Introduction
Single sign-out is an essential feature for applications that prioritize security and a seamless user experience. In Azure AD B2C, implementing single sign-out ensures that when users log out from one application, they are automatically signed out from all active sessions across multiple applications. This article provides a step-by-step guide to configuring it.
This article continues my previous article on Secure Logout redirects in Azure AD B2C for the Blazor application.
Configure Single sign-out
Configuring Single Sign-Out (SSO) in Azure AD B2C applications involves a combination of steps to ensure users are signed out from all applications and their Azure AD B2C session when they initiate a sign-out process.

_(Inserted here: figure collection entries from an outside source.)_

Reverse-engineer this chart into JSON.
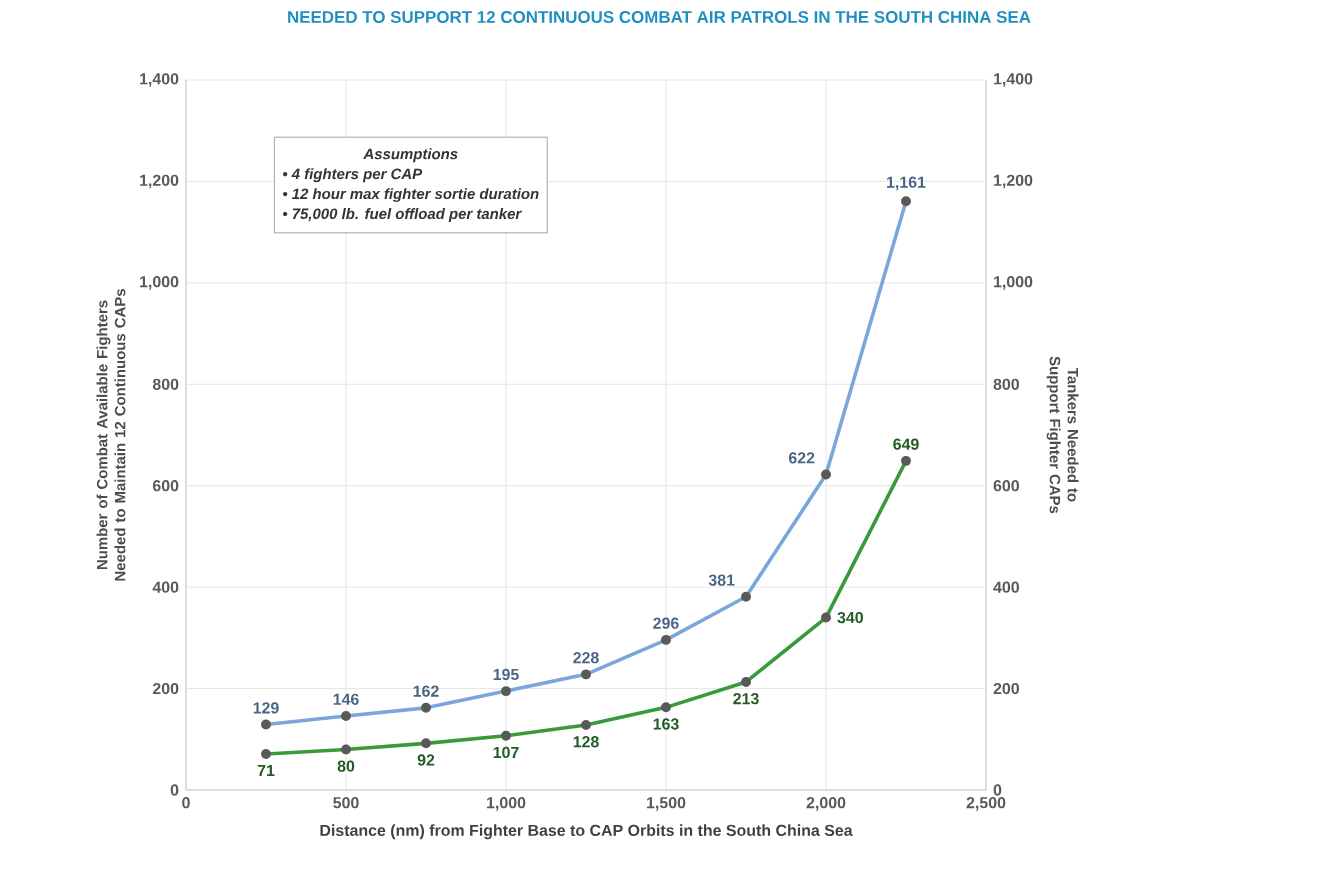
{
  "chart_data": {
    "type": "line",
    "title": "NEEDED TO SUPPORT 12 CONTINUOUS COMBAT AIR PATROLS IN THE SOUTH CHINA SEA",
    "xlabel": "Distance (nm) from Fighter Base to CAP Orbits in the South China Sea",
    "ylabel": "Number of Combat Available Fighters Needed to Maintain 12 Continuous CAPs",
    "y2label": "Tankers Needed to Support Fighter CAPs",
    "x": [
      250,
      500,
      750,
      1000,
      1250,
      1500,
      1750,
      2000,
      2250
    ],
    "series": [
      {
        "color": "#7aa6dc",
        "values": [
          129,
          146,
          162,
          195,
          228,
          296,
          381,
          622,
          1161
        ],
        "value_labels": [
          "129",
          "146",
          "162",
          "195",
          "228",
          "296",
          "381",
          "622",
          "1,161"
        ]
      },
      {
        "color": "#3a9a3a",
        "axis": "y2",
        "values": [
          71,
          80,
          92,
          107,
          128,
          163,
          213,
          340,
          649
        ],
        "value_labels": [
          "71",
          "80",
          "92",
          "107",
          "128",
          "163",
          "213",
          "340",
          "649"
        ]
      }
    ],
    "xlim": [
      0,
      2500
    ],
    "xticks": [
      {
        "value": 0,
        "label": "0"
      },
      {
        "value": 500,
        "label": "500"
      },
      {
        "value": 1000,
        "label": "1,000"
      },
      {
        "value": 1500,
        "label": "1,500"
      },
      {
        "value": 2000,
        "label": "2,000"
      },
      {
        "value": 2500,
        "label": "2,500"
      }
    ],
    "ylim": [
      0,
      1400
    ],
    "yticks": [
      {
        "value": 0,
        "label": "0"
      },
      {
        "value": 200,
        "label": "200"
      },
      {
        "value": 400,
        "label": "400"
      },
      {
        "value": 600,
        "label": "600"
      },
      {
        "value": 800,
        "label": "800"
      },
      {
        "value": 1000,
        "label": "1,000"
      },
      {
        "value": 1200,
        "label": "1,200"
      },
      {
        "value": 1400,
        "label": "1,400"
      }
    ],
    "y2lim": [
      0,
      1400
    ],
    "y2ticks": [
      {
        "value": 0,
        "label": "0"
      },
      {
        "value": 200,
        "label": "200"
      },
      {
        "value": 400,
        "label": "400"
      },
      {
        "value": 600,
        "label": "600"
      },
      {
        "value": 800,
        "label": "800"
      },
      {
        "value": 1000,
        "label": "1,000"
      },
      {
        "value": 1200,
        "label": "1,200"
      },
      {
        "value": 1400,
        "label": "1,400"
      }
    ],
    "annotations": [
      "Assumptions",
      "• 4 fighters per CAP",
      "• 12 hour max fighter sortie duration",
      "• 75,000 lb. fuel offload per tanker"
    ],
    "grid": true,
    "marker": "circle",
    "line_style": "solid"
  }
}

Enable Front-Channel Logout
Log in to the Azure portal and hop into the B2C tenant
Go to the application from App Registration, under the Manage section, select Authentication.
Add the front-channel logout URL, as shown in the figure below.
![Blazor App demo]()
Make sure the front-channel logout URL for all the applications is registered with Azure AD B2C for seamless single-sign-out integration.
Azure AD B2C uses a hidden iframe, so whenever a user logs out from one application, it sends a notification to other applications to end their sessions.
Summary
We have seen step-by-step instructions for enabling front-channel logout, configuring the Azure AD B2C logout endpoint, and implementing logout functionality in the application. Additionally, it highlights testing best practices to ensure the feature works effectively.